The TIF-NIP program has been around since 1999 and is run by the Chicago Department of Planning and Development and the Neighborhood Housing Services, a Wicker Park-based nonprofit organization that works to help Chicagoans buy, maintain and keep their homes. There are currently 25 TIFs throughout Chicago that have the program.
According to Darris Shaw, NHS’ Director of Construction Services, and Destiny Edmonds, the organization’s loan specialist, the grants are available to owners of single-family and multi-unit homes, so long as they live in the building and the building is located within the Midwest TIF.
Homeowners must be able to show proof of household income and they must have property insurance. Any debt the applicant owes to the City of Chicago must be paid off before they get the grant. If the building ever got a grant through the program, it can’t get another one — not even if the building had since changed owners.
The grants come in multiple levels. There is the basic grant, which can be no more than $12,500 for a single-family home, no more than 417,500 for a 2-flat, no more than $20,000 for a three-flat and no more than $22,500 for a four-flat. Applicants can also get extra money if they are looking to insulate the building and install energy-efficient boilers or furnaces, which can increase the grant up to $16,850 for single-family homes, up to $22,400 for two-flats, up to $25,500 for three-flats and up to $30,500 for four-flats.
For the most part, the grants can only be used for exterior repairs. Up to 30 percent of the grant can be used for interior repairs if the building conditions deteriorated to the point where it’s not livable. And even then, the owner must be able to show that they can cover whatever costs the grant doesn’t cover out of their own pocket or by getting a loan. Either way, NHS inspects the house before it issues a grant.
Shaw emphasized that the grant isn’t a blank check.
“We will not take a small porch and build a nice party deck,” he said. “If you have a porch that’s not up to code, we’ll get it rebuilt so it’s up to code.”
Shaw also explained that, when they get the grant, home owners must use handymen who are licensed by the City of Chicago and carry liability insurance. Edmonds emphasized that all applicants will be considered.
“It’s not first-come, first-serve,” she said. “We pay until we get zero [in TIF-NIP funding].”
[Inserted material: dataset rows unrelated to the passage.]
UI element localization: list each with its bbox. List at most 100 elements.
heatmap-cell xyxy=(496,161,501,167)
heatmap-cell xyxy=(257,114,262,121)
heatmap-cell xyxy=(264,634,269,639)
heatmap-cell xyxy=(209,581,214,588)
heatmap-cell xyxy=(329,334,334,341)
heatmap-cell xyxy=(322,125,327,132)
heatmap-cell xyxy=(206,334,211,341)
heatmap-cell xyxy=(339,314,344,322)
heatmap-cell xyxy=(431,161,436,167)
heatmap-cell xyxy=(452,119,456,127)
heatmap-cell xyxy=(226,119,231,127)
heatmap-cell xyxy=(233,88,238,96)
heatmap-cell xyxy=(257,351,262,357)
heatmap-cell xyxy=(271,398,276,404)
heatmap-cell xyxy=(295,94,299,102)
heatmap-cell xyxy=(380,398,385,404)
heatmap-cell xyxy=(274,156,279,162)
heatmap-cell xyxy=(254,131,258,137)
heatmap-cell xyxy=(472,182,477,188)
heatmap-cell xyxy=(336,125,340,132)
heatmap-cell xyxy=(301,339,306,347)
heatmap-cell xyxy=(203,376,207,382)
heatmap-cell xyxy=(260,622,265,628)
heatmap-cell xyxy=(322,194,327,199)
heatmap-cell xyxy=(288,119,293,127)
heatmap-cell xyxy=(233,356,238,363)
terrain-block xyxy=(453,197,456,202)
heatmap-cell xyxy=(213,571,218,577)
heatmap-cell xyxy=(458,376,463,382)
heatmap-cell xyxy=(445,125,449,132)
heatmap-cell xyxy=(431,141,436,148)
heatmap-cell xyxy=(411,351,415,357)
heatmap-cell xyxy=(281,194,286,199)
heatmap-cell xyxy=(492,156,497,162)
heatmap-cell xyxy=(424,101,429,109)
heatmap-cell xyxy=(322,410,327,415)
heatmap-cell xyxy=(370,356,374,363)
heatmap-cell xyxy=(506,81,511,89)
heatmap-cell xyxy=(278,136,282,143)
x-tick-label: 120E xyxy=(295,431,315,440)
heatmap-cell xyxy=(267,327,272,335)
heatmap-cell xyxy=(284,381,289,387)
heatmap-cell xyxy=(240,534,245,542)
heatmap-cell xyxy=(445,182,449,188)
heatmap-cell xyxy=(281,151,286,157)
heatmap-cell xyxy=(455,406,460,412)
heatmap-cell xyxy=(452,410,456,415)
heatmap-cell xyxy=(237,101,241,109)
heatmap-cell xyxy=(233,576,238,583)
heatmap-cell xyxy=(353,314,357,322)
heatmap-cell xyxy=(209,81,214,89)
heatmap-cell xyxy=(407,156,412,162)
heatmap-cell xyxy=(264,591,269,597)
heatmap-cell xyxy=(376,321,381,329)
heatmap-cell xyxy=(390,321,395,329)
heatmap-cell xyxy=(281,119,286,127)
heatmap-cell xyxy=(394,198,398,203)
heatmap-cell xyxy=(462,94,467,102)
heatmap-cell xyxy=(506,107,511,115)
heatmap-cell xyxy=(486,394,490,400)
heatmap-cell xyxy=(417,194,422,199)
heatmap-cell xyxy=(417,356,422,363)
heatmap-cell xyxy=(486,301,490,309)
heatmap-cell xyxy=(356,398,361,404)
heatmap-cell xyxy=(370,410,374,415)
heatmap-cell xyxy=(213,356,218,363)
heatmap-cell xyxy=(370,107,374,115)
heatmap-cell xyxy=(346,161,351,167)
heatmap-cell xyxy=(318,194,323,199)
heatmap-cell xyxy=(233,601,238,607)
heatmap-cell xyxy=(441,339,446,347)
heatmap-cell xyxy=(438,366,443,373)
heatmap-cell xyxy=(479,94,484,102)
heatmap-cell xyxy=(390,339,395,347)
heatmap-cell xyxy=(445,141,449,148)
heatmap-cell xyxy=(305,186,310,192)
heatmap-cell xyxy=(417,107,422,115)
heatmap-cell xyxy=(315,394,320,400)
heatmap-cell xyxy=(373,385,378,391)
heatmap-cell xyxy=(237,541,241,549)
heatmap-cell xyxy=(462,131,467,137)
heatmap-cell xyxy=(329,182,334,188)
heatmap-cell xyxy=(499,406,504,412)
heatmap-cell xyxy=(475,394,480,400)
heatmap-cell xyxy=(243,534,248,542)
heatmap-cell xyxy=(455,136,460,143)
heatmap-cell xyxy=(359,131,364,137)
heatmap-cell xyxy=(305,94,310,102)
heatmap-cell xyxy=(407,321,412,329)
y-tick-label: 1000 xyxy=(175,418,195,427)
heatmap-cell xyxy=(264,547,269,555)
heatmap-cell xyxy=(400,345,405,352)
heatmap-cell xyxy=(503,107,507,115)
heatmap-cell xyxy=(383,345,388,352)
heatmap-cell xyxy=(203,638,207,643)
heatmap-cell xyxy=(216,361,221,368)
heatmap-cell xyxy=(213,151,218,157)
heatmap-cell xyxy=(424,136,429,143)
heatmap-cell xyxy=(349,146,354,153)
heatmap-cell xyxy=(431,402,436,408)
If the program runs out of TIF funds and there are still eligible applicants, they would be put on a waiting list until the funds become available. The order in which they get funds will be decided by lottery.
Applications must be either turned in or faxed to any of NHS offices. The closest office to West Garfield Park is located on the fourth floor of Homan Square’s Nichols Tower, 906 S. Homan. The application must be submitted by Jan. 20, no later than 5:00 p.m.